After a brief settling in period, the Holy Trinity grind Mack through a gruelling weekend gamut of spiritual team-building exercises, including mending a garden with the Holy Ghost and sprinting across a lake with Jesus Christ Himself. One need not be atheistic or otherwise areligious to find this stuff moronic. Such large-scale, box office dominating Christian blockbusters (see also: the God's Not Dead movies) are so sappy and sermonizing that they constitute their own subgenre of cinematic camp.

Moreover, the vision they offer of religious belief is downright demoralizing (not to mention untraditional, even borderline heretical, in its interpretation of the scriptures). Instead of faith being just that, i.e. a deep-rooted belief in higher powers and the redemptive potential of love and forgiveness that is made stronger by virtue of it being unprovable, it's degraded and stripped of any spiritual potency. After all, there's no need to "believe" in anything if you're being divinely visited by God Almighty. It would be like believing that 2 + 2 = 4 or that the pompous psychiatrist on Cheers was named Frasier. It requires literally nothing.

While The Shack may score a few minor progressivist political points for casting a conspicuously Middle Eastern actor as Jesus, or having God played by a black woman (and later, a Native Canadian man, in a welcome appearance by Graham Greene), such flourishes offer little salvation for a film this trite. The Shack is essentially an overlong montage of stock New Testament discourses narrowly targeted at the sort of armchair Christians whose faith comes easy, and whose lazily won belief barely even needs to be vindicated.

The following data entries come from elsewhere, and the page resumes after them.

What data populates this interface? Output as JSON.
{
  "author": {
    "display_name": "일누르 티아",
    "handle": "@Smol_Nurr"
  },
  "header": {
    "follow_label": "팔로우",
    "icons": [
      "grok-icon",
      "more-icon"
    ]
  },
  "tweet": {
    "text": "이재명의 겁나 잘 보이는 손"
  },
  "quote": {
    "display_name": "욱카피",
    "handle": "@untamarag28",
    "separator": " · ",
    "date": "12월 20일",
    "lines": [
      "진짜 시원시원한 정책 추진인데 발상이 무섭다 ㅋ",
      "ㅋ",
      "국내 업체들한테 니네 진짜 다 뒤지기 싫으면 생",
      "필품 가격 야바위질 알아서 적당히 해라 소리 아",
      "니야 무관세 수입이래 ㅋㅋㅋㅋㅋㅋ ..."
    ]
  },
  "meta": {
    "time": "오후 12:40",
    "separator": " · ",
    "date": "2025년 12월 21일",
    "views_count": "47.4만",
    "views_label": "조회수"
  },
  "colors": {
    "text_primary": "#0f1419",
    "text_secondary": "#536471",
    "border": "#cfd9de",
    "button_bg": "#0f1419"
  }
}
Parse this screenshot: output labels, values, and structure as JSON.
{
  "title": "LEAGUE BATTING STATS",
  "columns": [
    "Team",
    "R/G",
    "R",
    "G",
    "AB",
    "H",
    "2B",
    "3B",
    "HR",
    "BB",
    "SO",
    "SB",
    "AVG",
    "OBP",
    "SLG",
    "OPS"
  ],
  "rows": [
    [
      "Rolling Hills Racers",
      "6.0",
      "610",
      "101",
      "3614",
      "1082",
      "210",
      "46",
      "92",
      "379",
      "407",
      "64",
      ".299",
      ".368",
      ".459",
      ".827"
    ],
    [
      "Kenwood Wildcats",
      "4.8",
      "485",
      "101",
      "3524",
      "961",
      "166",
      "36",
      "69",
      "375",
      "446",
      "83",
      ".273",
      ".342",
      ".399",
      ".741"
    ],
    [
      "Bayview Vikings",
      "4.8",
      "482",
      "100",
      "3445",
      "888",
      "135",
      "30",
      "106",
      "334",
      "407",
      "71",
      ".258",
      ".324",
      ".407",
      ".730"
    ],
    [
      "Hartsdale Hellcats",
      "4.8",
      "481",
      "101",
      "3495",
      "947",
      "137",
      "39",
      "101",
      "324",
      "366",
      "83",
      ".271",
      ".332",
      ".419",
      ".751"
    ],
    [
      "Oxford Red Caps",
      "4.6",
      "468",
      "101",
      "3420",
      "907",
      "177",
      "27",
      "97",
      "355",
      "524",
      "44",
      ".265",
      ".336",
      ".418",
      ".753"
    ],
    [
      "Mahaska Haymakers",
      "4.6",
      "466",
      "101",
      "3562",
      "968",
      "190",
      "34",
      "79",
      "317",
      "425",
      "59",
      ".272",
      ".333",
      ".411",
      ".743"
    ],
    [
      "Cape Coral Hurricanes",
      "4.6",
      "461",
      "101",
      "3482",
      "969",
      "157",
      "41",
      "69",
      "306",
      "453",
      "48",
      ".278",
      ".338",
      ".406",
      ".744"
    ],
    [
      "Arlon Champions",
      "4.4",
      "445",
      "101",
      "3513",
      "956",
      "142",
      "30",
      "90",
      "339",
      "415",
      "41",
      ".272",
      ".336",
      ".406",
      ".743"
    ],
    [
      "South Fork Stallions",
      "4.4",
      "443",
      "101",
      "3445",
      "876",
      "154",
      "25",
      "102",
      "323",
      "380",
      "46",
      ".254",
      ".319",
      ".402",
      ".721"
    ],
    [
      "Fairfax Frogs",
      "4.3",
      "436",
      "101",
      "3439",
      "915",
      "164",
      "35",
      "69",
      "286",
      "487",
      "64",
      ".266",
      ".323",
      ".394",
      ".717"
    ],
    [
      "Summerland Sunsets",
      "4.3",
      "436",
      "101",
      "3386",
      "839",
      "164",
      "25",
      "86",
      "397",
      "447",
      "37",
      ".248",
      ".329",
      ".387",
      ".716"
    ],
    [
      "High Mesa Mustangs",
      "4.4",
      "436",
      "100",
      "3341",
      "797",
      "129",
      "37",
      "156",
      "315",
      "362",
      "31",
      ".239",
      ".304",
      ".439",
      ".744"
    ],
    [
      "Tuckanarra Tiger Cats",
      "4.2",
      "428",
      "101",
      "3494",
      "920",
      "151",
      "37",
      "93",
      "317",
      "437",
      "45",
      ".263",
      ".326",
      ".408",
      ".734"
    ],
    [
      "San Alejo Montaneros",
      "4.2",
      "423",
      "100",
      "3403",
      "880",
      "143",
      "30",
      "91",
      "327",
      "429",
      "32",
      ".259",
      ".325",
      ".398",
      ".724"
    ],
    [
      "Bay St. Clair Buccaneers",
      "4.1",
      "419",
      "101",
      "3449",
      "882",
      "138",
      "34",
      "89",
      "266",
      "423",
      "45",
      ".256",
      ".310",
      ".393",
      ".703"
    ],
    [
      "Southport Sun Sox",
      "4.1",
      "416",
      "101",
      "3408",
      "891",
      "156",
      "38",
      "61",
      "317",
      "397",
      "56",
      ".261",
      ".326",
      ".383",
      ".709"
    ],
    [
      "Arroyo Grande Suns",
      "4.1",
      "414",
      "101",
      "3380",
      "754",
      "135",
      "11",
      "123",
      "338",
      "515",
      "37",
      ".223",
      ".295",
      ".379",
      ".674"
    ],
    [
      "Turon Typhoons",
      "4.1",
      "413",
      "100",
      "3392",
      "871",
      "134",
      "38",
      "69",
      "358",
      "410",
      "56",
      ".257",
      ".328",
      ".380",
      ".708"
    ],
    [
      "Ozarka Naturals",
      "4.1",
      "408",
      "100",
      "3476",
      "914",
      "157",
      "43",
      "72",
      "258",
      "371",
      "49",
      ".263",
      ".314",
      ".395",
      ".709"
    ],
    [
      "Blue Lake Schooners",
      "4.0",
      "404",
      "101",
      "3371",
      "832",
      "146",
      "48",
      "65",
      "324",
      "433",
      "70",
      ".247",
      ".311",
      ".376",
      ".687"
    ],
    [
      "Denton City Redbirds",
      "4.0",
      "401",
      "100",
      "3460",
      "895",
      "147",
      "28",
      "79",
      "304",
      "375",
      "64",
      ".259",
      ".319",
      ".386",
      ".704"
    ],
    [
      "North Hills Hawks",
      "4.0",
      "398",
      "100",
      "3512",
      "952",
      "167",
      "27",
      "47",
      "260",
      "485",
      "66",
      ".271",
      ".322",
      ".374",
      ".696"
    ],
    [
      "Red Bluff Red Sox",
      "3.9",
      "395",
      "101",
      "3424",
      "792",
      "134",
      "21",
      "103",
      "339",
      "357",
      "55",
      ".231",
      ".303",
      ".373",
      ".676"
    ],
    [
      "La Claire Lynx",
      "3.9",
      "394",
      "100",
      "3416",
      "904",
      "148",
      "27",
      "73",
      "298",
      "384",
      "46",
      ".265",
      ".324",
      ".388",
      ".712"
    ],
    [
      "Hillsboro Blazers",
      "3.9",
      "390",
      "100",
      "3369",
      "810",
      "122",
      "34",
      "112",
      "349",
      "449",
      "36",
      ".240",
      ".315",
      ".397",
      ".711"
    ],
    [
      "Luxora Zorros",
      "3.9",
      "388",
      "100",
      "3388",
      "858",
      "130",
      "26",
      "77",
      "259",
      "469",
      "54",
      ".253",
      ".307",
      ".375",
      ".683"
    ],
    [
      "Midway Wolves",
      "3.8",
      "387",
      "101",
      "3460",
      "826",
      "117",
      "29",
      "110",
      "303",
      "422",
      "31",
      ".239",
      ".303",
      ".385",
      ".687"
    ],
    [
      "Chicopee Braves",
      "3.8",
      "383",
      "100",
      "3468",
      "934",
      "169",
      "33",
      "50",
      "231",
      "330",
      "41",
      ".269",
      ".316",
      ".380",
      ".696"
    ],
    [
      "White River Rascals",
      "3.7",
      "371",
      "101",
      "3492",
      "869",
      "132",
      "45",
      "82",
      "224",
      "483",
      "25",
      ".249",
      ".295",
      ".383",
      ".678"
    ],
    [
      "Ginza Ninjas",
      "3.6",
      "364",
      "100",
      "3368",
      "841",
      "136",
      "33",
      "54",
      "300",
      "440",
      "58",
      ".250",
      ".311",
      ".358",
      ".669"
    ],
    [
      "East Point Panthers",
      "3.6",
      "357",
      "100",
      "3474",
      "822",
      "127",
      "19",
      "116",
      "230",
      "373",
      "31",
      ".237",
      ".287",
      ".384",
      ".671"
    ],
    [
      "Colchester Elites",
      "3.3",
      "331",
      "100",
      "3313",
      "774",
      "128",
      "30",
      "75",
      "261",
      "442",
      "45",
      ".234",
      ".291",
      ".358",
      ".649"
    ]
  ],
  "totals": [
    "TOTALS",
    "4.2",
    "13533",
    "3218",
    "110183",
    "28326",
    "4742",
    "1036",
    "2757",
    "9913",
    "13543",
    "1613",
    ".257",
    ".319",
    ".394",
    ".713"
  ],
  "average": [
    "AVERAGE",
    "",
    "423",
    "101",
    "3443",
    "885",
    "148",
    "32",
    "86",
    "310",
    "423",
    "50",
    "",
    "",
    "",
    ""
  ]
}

For faithful and faithless alike, The Shack may seem stupid, laughable, blasphemous, poorly acted and totally banal. And yet there are probably worse things than being told it's righteous to forgive and that love is good. As Andrew Garfield's spiritually shaken Father Rodrigues puts it in Scorsese's Silence, surveying newly Christianized Japanese peasants drawn clamouring over gaudy graven images of Christ, "I worry they value these poor signs of faith more than faith itself. But how can we deny them?"